In spite of its wealth, the income gap between rich and poor in Switzerland has continued to expand since the mid-1990s. According to trade union Travail.Suisse, the lowest-paid worker at Novartis would have to work 266 years in order to earn $16.8 million: what the pharmaceutical company’s CEO, Joe Jimenez, made in 2011.

Supporters of the Minder Initiative say that if it passes, Switzerland could become an inspiration for the rest of the world.

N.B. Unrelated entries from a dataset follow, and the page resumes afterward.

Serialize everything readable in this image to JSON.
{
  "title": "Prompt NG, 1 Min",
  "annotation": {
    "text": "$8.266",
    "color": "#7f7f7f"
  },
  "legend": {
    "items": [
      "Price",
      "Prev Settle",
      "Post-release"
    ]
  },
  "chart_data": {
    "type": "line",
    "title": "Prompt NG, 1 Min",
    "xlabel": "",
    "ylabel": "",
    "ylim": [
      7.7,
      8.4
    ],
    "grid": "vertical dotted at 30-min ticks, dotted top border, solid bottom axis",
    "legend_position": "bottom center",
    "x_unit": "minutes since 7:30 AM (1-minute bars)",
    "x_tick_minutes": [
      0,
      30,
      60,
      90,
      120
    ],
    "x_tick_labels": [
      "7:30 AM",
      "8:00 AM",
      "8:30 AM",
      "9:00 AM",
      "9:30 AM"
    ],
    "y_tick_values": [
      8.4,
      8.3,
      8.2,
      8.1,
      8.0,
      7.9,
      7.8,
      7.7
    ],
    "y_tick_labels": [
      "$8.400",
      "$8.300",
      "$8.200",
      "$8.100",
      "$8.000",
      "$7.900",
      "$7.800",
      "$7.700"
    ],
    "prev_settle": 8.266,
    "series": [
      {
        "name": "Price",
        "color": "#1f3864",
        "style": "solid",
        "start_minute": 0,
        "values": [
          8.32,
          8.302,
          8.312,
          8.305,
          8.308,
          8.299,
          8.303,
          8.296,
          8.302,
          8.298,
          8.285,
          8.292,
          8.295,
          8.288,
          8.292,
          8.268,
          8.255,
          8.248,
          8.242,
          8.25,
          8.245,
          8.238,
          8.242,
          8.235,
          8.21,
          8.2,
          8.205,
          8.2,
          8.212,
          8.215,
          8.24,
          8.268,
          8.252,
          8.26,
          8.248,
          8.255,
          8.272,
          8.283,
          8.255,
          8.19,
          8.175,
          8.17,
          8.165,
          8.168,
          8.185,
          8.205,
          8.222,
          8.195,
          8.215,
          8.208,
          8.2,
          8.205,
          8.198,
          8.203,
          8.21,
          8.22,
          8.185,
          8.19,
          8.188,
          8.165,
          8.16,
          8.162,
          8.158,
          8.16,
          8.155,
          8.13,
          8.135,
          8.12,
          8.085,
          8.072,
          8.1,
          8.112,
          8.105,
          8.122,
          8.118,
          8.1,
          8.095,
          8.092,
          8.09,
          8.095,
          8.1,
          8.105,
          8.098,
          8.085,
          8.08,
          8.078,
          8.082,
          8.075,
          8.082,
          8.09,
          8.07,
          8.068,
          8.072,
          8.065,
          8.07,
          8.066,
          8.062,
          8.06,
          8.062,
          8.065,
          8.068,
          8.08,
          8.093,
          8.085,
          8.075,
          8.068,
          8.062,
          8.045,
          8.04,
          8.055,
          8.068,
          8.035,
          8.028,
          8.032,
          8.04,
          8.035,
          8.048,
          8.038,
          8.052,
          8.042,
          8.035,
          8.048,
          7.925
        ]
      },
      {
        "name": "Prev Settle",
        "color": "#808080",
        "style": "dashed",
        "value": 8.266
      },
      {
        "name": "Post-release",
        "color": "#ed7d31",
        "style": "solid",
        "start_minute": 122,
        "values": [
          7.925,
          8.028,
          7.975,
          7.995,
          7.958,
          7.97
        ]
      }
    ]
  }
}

“[With our vote] we could have an impact by sending a signal to the economic world telling them they don’t rule the world,” says Lucienne Girardier, a writer from Neuchatel who plans to vote for the measure. “This is an opportunity to tell them it is not right to have such a difference between the salaries of the rich and those of the poor.”

Last week, a public outcry forced Novartis to cancel a $78 million bonus for outgoing chairman, Daniel Vasella, if he declined work for a competitor.

“People are getting upset and if it doesn’t stop there could be an explosion in society,” Moser-Harder says.